I found that many of this year’s most compelling presentations were those on the state of the economy and where we’re headed. For example, we heard stories that we could confirm in Portland and Oakland—that across the nation, the shortage of housing is an ever-growing concern, and the gap between supply and demand is increasing.

Because the demand for new housing continues to grow everywhere, many industry leaders believe that the housing market will stay strong even if a recession comes (as many believe it will) in the next one-to-four years.

However, it was also noted that because of the challenges private developers face in creating new projects in today’s economic environment (real-estate pricing, scarcity of construction labor, agency process, financing, etc.), most feel they need to create “value adds” to their projects to improve the viability of their proformas. This practice has resulted in a disproportionate number of new developments being market-rate or luxury-type housing, decreasing the supply of new workforce and affordable housing.

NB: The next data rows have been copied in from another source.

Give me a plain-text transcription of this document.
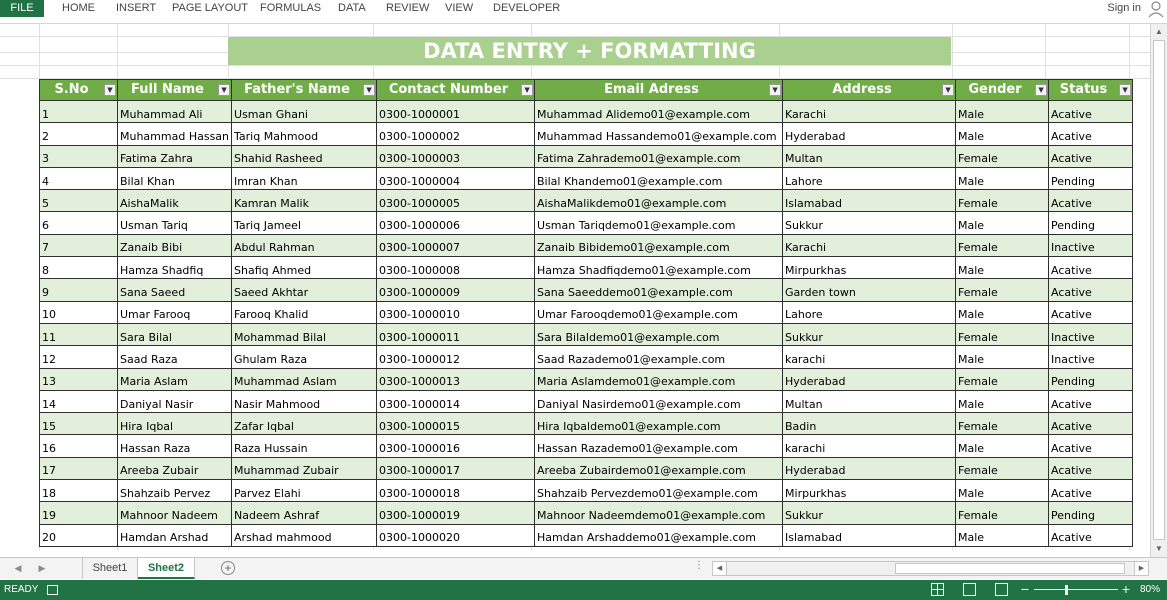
FILE	HOME INSERT PAGE LAYOUT FORMULAS DATA REVIEW VIEW DEVELOPER	Sign in
DATA ENTRY + FORMATTING
S.No ▼	Full Name ▼	Father's Name ▼	Contact Number ▼	Email Adress ▼	Address ▼	Gender ▼	Status ▼

1	Muhammad Ali	Usman Ghani	0300-1000001	Muhammad Alidemo01@example.com	Karachi	Male	Acative
2	Muhammad Hassan	Tariq Mahmood	0300-1000002	Muhammad Hassandemo01@example.com	Hyderabad	Male	Acative
3	Fatima Zahra	Shahid Rasheed	0300-1000003	Fatima Zahrademo01@example.com	Multan	Female	Acative
4	Bilal Khan	Imran Khan	0300-1000004	Bilal Khandemo01@example.com	Lahore	Male	Pending
5	AishaMalik	Kamran Malik	0300-1000005	AishaMalikdemo01@example.com	Islamabad	Female	Acative
6	Usman Tariq	Tariq Jameel	0300-1000006	Usman Tariqdemo01@example.com	Sukkur	Male	Pending
7	Zanaib Bibi	Abdul Rahman	0300-1000007	Zanaib Bibidemo01@example.com	Karachi	Female	Inactive
8	Hamza Shadfiq	Shafiq Ahmed	0300-1000008	Hamza Shadfiqdemo01@example.com	Mirpurkhas	Male	Acative
9	Sana Saeed	Saeed Akhtar	0300-1000009	Sana Saeeddemo01@example.com	Garden town	Female	Acative
10	Umar Farooq	Farooq Khalid	0300-1000010	Umar Farooqdemo01@example.com	Lahore	Male	Acative
11	Sara Bilal	Mohammad Bilal	0300-1000011	Sara Bilaldemo01@example.com	Sukkur	Female	Inactive
12	Saad Raza	Ghulam Raza	0300-1000012	Saad Razademo01@example.com	karachi	Male	Inactive
13	Maria Aslam	Muhammad Aslam	0300-1000013	Maria Aslamdemo01@example.com	Hyderabad	Female	Pending
14	Daniyal Nasir	Nasir Mahmood	0300-1000014	Daniyal Nasirdemo01@example.com	Multan	Male	Acative
15	Hira Iqbal	Zafar Iqbal	0300-1000015	Hira Iqbaldemo01@example.com	Badin	Female	Acative
16	Hassan Raza	Raza Hussain	0300-1000016	Hassan Razademo01@example.com	karachi	Male	Acative
17	Areeba Zubair	Muhammad Zubair	0300-1000017	Areeba Zubairdemo01@example.com	Hyderabad	Female	Acative
18	Shahzaib Pervez	Parvez Elahi	0300-1000018	Shahzaib Pervezdemo01@example.com	Mirpurkhas	Male	Acative
19	Mahnoor Nadeem	Nadeem Ashraf	0300-1000019	Mahnoor Nadeemdemo01@example.com	Sukkur	Female	Pending
20	Hamdan Arshad	Arshad mahmood	0300-1000020	Hamdan Arshaddemo01@example.com	Islamabad	Male	Acative
▲
▼
◀	▶	Sheet1	Sheet2	+	⋮	◀	▶
READY	−	+ 80%
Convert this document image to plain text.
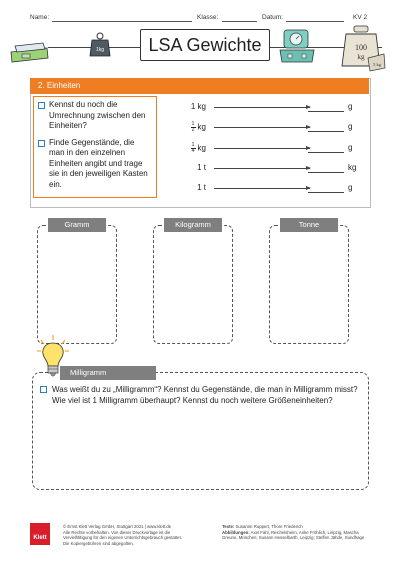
Name:	Klasse:	Datum:	KV 2
1kg	100
kg
5 kg
LSA Gewichte
2. Einheiten
Kennst du noch die Umrechnung zwischen den Einheiten?
Finde Gegenstände, die man in den einzelnen Einheiten angibt und trage sie in den jeweiligen Kasten ein.
1 kg	g
$\frac{1}{2}$ kg	g
$\frac{1}{4}$ kg	g
1 t	kg
1 t	g
Gramm	Kilogramm	Tonne
Milligramm
Was weißt du zu „Milligramm“? Kennst du Gegenstände, die man in Milligramm misst? Wie viel ist 1 Milligramm überhaupt? Kennst du noch weitere Größeneinheiten?
Klett
© Ernst Klett Verlag GmbH, Stuttgart 2021 | www.klett.de
Alle Rechte vorbehalten. Von dieser Druckvorlage ist die
Vervielfältigung für den eigenen Unterrichtsgebrauch gestattet.
Die Kopiergebühren sind abgegolten.
Texte: Susanne Ruppert, Thore Friederich
Abbildungen: Axel Fahl, Reichelsheim, Anke Fröhlich, Leipzig, Mascha
Greune, München; Susann Hesselbarth, Leipzig; Steffen Jähde, Sundhage
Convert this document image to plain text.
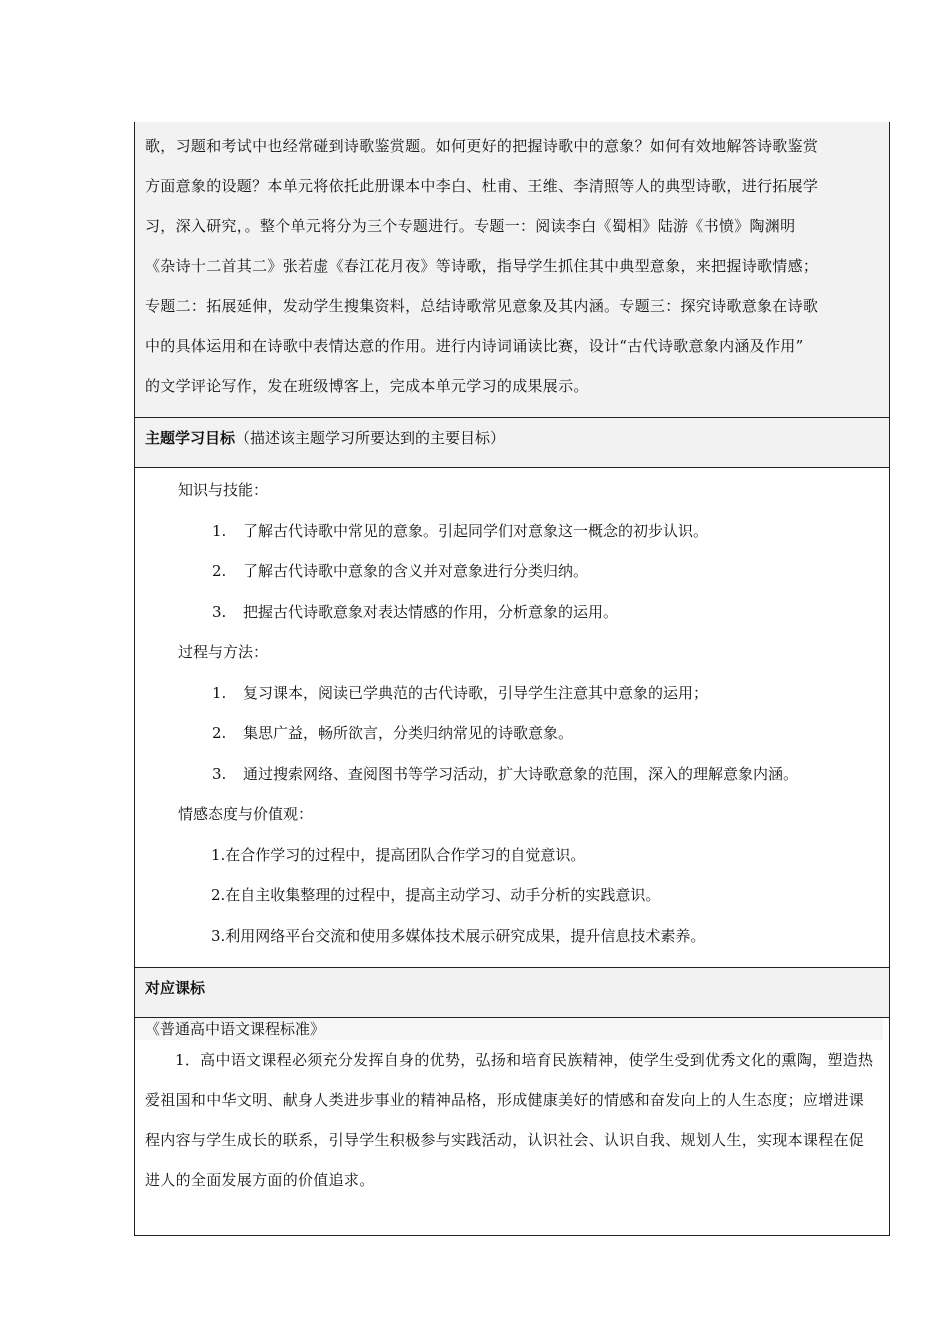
歌，习题和考试中也经常碰到诗歌鉴赏题。如何更好的把握诗歌中的意象？如何有效地解答诗歌鉴赏
方面意象的设题？本单元将依托此册课本中李白、杜甫、王维、李清照等人的典型诗歌，进行拓展学
习，深入研究，。整个单元将分为三个专题进行。专题一：阅读李白《蜀相》陆游《书愤》陶渊明
《杂诗十二首其二》张若虚《春江花月夜》等诗歌，指导学生抓住其中典型意象，来把握诗歌情感；
专题二：拓展延伸，发动学生搜集资料，总结诗歌常见意象及其内涵。专题三：探究诗歌意象在诗歌
中的具体运用和在诗歌中表情达意的作用。进行内诗词诵读比赛，设计“古代诗歌意象内涵及作用”
的文学评论写作，发在班级博客上，完成本单元学习的成果展示。
主题学习目标（描述该主题学习所要达到的主要目标）
知识与技能：
1. 了解古代诗歌中常见的意象。引起同学们对意象这一概念的初步认识。
2. 了解古代诗歌中意象的含义并对意象进行分类归纳。
3. 把握古代诗歌意象对表达情感的作用，分析意象的运用。
过程与方法：
1. 复习课本，阅读已学典范的古代诗歌，引导学生注意其中意象的运用；
2. 集思广益，畅所欲言，分类归纳常见的诗歌意象。
3. 通过搜索网络、查阅图书等学习活动，扩大诗歌意象的范围，深入的理解意象内涵。
情感态度与价值观：
1.在合作学习的过程中，提高团队合作学习的自觉意识。
2.在自主收集整理的过程中，提高主动学习、动手分析的实践意识。
3.利用网络平台交流和使用多媒体技术展示研究成果，提升信息技术素养。
对应课标
《普通高中语文课程标准》
1．高中语文课程必须充分发挥自身的优势，弘扬和培育民族精神，使学生受到优秀文化的熏陶，塑造热爱祖国和中华文明、献身人类进步事业的精神品格，形成健康美好的情感和奋发向上的人生态度；应增进课程内容与学生成长的联系，引导学生积极参与实践活动，认识社会、认识自我、规划人生，实现本课程在促进人的全面发展方面的价值追求。
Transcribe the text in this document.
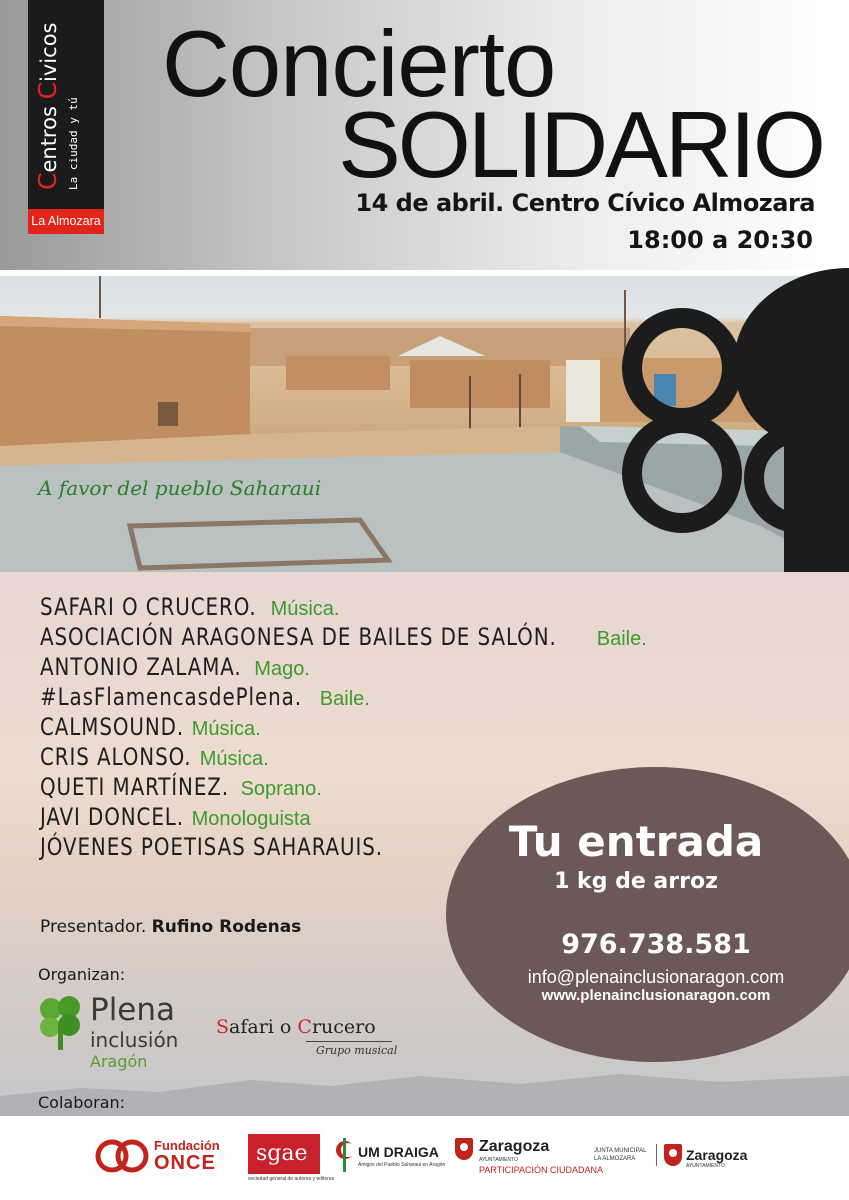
Centros Civicos
La ciudad y tú
La Almozara
Concierto
SOLIDARIO
14 de abril. Centro Cívico Almozara
18:00 a 20:30
A favor del pueblo Saharaui
SAFARI O CRUCERO. Música.
ASOCIACIÓN ARAGONESA DE BAILES DE SALÓN. Baile.
ANTONIO ZALAMA. Mago.
#LasFlamencasdePlena. Baile.
CALMSOUND. Música.
CRIS ALONSO. Música.
QUETI MARTÍNEZ. Soprano.
JAVI DONCEL. Monologuista
JÓVENES POETISAS SAHARAUIS.
Presentador. Rufino Rodenas
Organizan:
Plena
inclusión
Aragón
Safari o Crucero
Grupo musical
Colaboran:
Tu entrada
1 kg de arroz
976.738.581
info@plenainclusionaragon.com
www.plenainclusionaragon.com
Fundación
ONCE	sgae
sociedad general de autores y editores
UM DRAIGA
Amigos del Pueblo Saharaui en Aragón
Zaragoza
AYUNTAMIENTO
PARTICIPACIÓN CIUDADANA
JUNTA MUNICIPAL
LA ALMOZARA	Zaragoza
AYUNTAMIENTO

Of course, workforce and affordable housing are the most underserved sector for housing in urban centers, and without incentives to bridge costs, the expectation is that the gap will continue to worsen. The shortage is so severe that it’s garnering the attention of state and federal legislators, many of whom are attempting to solve the housing crisis through policy.

While the projections are mixed, our expectations are that work will continue, and as long as that’s true, there’ll be a chance to solve these challenges.

For SERA’s part, we continue to work with developers to find opportunities to make affordable housing pencil out – without sacrificing quality or design. I’m grateful to have attended this year’s conference, and I’m excited to share what I learned with my colleagues!